L’Office espagnol de l’asile et des réfugiés ne voit aucune raison d’accorder une protection en Espagne à l’ancien général chaviste
La Bureau de l’asile et des réfugiés à partir de Espagnedépend de ministre de l’Intérieura rejeté la deuxième demande d’asile de l’ancien général vénézuélien Hugo Armando Carvajalconnu comme Poulet Carvajalet dont la livraison à Etats-Unis a pris du retard en raison de ces demandes et appels depuis octobre 2021.
L’Office ne voit aucune raison d’accorder la protection en Espagne à l’ancien général et, comme le confirment des sources de l’intérieur à l’Efe, il a déjà communiqué sa décision à sa défense, qui peut faire appel par voie administrative devant le Public national.
Cette deuxième demande d’asile, formulée autour de la persécution politique des États-Unis que l’ancien général allègue, est celle qui a arrêté son extradition vers ce pays, qui le revendique pour des délits de trafic de drogue, bien que des sources judiciaires informent Efe qu’il l’a fait. prévisible est que la Cour d’audience qui doit la rendre effective attend que la résolution soit définitive.

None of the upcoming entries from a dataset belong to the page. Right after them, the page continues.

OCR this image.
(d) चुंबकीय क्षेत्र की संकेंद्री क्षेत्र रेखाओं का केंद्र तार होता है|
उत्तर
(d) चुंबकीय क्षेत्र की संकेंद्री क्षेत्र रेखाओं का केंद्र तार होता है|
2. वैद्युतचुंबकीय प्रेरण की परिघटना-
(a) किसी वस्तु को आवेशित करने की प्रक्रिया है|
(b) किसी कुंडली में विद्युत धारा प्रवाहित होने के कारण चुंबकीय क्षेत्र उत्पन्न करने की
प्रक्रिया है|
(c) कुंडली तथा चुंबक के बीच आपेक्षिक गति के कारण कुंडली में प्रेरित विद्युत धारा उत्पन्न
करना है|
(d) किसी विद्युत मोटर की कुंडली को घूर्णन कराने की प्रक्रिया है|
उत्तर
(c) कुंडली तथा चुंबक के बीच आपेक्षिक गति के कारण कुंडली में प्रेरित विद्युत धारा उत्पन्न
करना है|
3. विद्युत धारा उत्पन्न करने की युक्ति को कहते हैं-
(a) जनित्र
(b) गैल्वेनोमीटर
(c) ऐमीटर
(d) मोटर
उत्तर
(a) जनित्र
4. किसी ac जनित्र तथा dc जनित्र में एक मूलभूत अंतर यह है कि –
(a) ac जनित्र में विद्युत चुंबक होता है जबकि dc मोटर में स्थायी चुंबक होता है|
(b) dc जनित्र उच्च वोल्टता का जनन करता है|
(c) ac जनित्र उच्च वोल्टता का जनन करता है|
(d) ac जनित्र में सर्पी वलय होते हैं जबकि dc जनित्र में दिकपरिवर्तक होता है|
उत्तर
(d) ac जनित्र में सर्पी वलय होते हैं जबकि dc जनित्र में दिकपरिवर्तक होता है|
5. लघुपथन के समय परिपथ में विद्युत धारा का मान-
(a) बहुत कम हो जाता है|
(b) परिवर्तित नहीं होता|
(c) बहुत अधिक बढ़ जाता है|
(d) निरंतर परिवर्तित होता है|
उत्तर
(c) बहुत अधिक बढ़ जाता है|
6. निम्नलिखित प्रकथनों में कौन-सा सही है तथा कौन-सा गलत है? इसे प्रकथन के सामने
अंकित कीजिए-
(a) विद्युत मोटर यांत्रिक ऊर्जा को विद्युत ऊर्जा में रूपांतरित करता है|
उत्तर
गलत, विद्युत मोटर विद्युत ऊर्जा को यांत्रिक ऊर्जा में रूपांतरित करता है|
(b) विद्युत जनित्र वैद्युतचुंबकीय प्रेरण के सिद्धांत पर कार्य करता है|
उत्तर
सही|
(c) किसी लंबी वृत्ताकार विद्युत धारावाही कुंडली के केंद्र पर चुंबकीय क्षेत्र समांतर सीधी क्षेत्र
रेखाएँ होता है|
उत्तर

Mais aussi qui était à la tête de Contre-espionnage militaire dans les gouvernements de Hugo Chavez et Nicolas Maduro Il a toujours un recours pendant contre le refus de l’Intérieur de lui accorder le premier asile qu’il a demandé. Le département de Fernando Grande Marlaska Il a rejeté le premier qu’il a formé contre cette décision en octobre 2021, mais la Cour n’a pas encore statué sur le dernier recours qu’il a formé.
Près de deux ans ont fui
Ainsi, depuis qu’il a été arrêté en Madrid en septembre 2021 après près de deux ans de clandestinité, Carvajal n’a pas relâché ses efforts pour empêcher sa remise à la justice américaine, qui l’accuse de faire partie d’une organisation dédiée au trafic de drogue et liée à la FARC.
La Cour nationale a donné son feu vert à son extradition en novembre 2019, après avoir annulé une première décision de la troisième chambre du tribunal correctionnel de ne pas le remettre. Mais, à ce moment-là, Carvajal était déjà porté disparu.
Deux ans plus tard, il est arrêté à Madrid et entame son offensive judiciaire qui, outre la batterie d’appels formés contre les décisions qui lui sont défavorables et conduisent à sa reddition aux États-Unis, propose également de témoigner devant un autre juge du National Cour suprême.
Il a d’abord dit qu’il s’agirait de questions de terrorisme, mais finalement il a fini par pointer du doigt des paiements présumés à d’anciens dirigeants de Pouvons par l’intermédiaire de la compagnie pétrolière d’État (PDVSA), qui a conduit à la réouverture d’un dossier sur le financement du parti qui avait été déposé en 2016 et qui est actuellement arrêté après que la Cour a estimé que les investigations ordonnées par le juge étaient prospectives.
En parallèle, la prestation de Carvajal s’est diluée après avoir paralysé le tribunal à plusieurs reprises, une fois en l’absence des États-Unis donnant des garanties sur la peine à perpétuité qui pourrait y être prononcée, et la dernière fois en attendant de connaître la décision. il a couru la deuxième demande d’asile, maintenant refusée.